The Looking Glass Go is yet again a Kickstarter project, and the pitch is roughly the same as before — it’s a way to see 3D objects without putting on a VR headset, a way to view spatial photos you might capture with your phone, a way to view emerging forms of 3D images like NeRFs and Gaussian Splats, and perhaps even a way to interact with ChatGPT-powered holographic AI characters. You can see one such interaction in the company’s YouTube video atop this story — I’ll reserve judgment until I can try Looking Glass’ “Liteforms” for myself, but it does seem cool!
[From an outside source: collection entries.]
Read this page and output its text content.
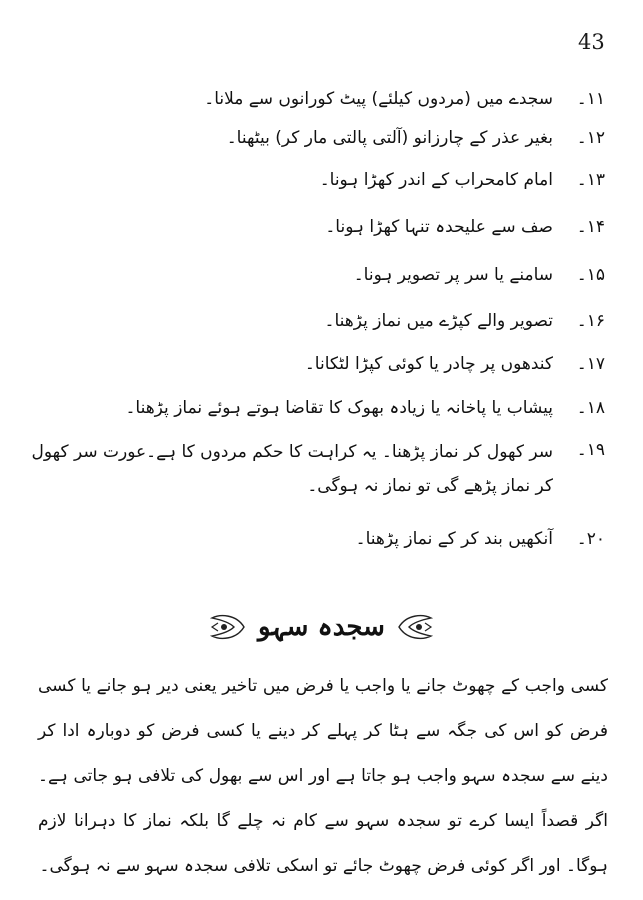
43
۱۱۔
سجدے میں (مردوں کیلئے) پیٹ کورانوں سے ملانا۔
۱۲۔
بغیر عذر کے چارزانو (آلتی پالتی مار کر) بیٹھنا۔
۱۳۔
امام کامحراب کے اندر کھڑا ہونا۔
۱۴۔
صف سے علیحدہ تنہا کھڑا ہونا۔
۱۵۔
سامنے یا سر پر تصویر ہونا۔
۱۶۔
تصویر والے کپڑے میں نماز پڑھنا۔
۱۷۔
کندھوں پر چادر یا کوئی کپڑا لٹکانا۔
۱۸۔
پیشاب یا پاخانہ یا زیادہ بھوک کا تقاضا ہوتے ہوئے نماز پڑھنا۔
۱۹۔
سر کھول کر نماز پڑھنا۔ یہ کراہت کا حکم مردوں کا ہے۔عورت سر کھول کر نماز پڑھے گی تو نماز نہ ہوگی۔
۲۰۔
آنکھیں بند کر کے نماز پڑھنا۔
سجدہ سہو
کسی واجب کے چھوٹ جانے یا واجب یا فرض میں تاخیر یعنی دیر ہو جانے یا کسی فرض کو اس کی جگہ سے ہٹا کر پہلے کر دینے یا کسی فرض کو دوبارہ ادا کر دینے سے سجدہ سہو واجب ہو جاتا ہے اور اس سے بھول کی تلافی ہو جاتی ہے۔ اگر قصداً ایسا کرے تو سجدہ سہو سے کام نہ چلے گا بلکہ نماز کا دہرانا لازم ہوگا۔ اور اگر کوئی فرض چھوٹ جائے تو اسکی تلافی سجدہ سہو سے نہ ہوگی۔
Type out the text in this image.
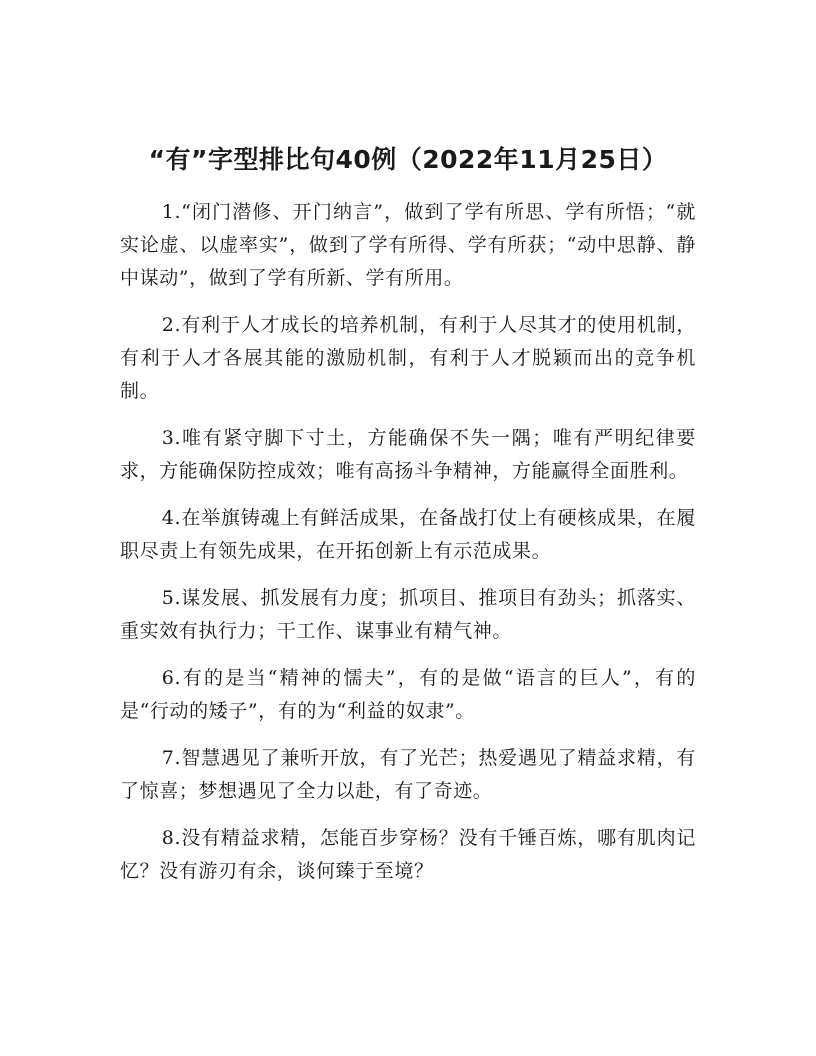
“有”字型排比句40例（2022年11月25日）

1.“闭门潜修、开门纳言”，做到了学有所思、学有所悟；“就实论虚、以虚率实”，做到了学有所得、学有所获；“动中思静、静中谋动”，做到了学有所新、学有所用。

2.有利于人才成长的培养机制，有利于人尽其才的使用机制，有利于人才各展其能的激励机制，有利于人才脱颖而出的竞争机制。

3.唯有紧守脚下寸土，方能确保不失一隅；唯有严明纪律要求，方能确保防控成效；唯有高扬斗争精神，方能赢得全面胜利。

4.在举旗铸魂上有鲜活成果，在备战打仗上有硬核成果，在履职尽责上有领先成果，在开拓创新上有示范成果。

5.谋发展、抓发展有力度；抓项目、推项目有劲头；抓落实、重实效有执行力；干工作、谋事业有精气神。

6.有的是当“精神的懦夫”，有的是做“语言的巨人”，有的是“行动的矮子”，有的为“利益的奴隶”。

7.智慧遇见了兼听开放，有了光芒；热爱遇见了精益求精，有了惊喜；梦想遇见了全力以赴，有了奇迹。

8.没有精益求精，怎能百步穿杨？没有千锤百炼，哪有肌肉记忆？没有游刃有余，谈何臻于至境？
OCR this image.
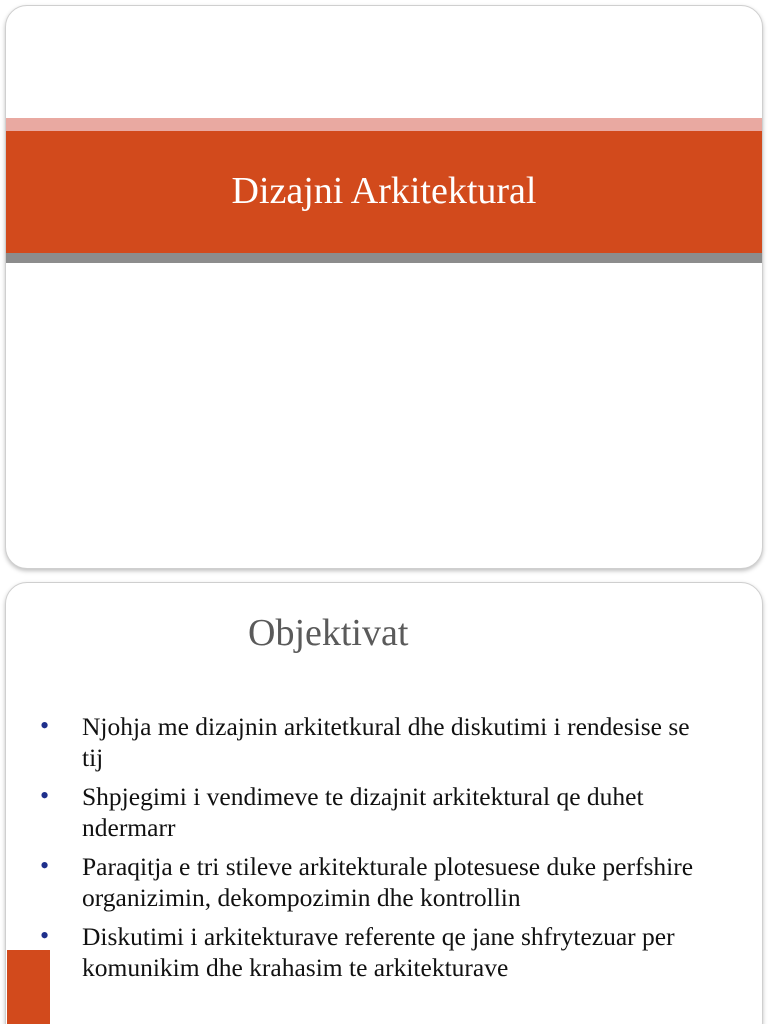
Dizajni Arkitektural
Objektivat
• Njohja me dizajnin arkitetkural dhe diskutimi i rendesise se tij
• Shpjegimi i vendimeve te dizajnit arkitektural qe duhet ndermarr
• Paraqitja e tri stileve arkitekturale plotesuese duke perfshire organizimin, dekompozimin dhe kontrollin
• Diskutimi i arkitekturave referente qe jane shfrytezuar per komunikim dhe krahasim te arkitekturave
Looking Glass is invested enough in the 3D content side of things that it’s actually developed a way to view 3D images without a piece of hardware like this, just by dragging your finger or cursor across images on the web. We embedded a few of the so-called “Looking Glass Blocks” into this Verge story.
But you probably wouldn’t just leave a website open on your desk or pop it into your bag to show off on the go. If that’s something you’re interested in, the company is currently offering the Go for an early bird price of $199 on Kickstarter through December 6th, and orders should ship as soon as June 2024.
There’s also a special-edition transparent case version for $50 more.
Image: Looking Glass
Looking Glass says the device is made of steel, glass, and ABS plastic, weighs 235g, measures 0.76 inches (1.9cm) thick, and stands 6.3 inches (16cm) tall and 3.2 inches (8cm) wide. There are forward, back, and pause buttons for slideshows and a 3.5mm audio jack on the side. It doesn’t have a speaker.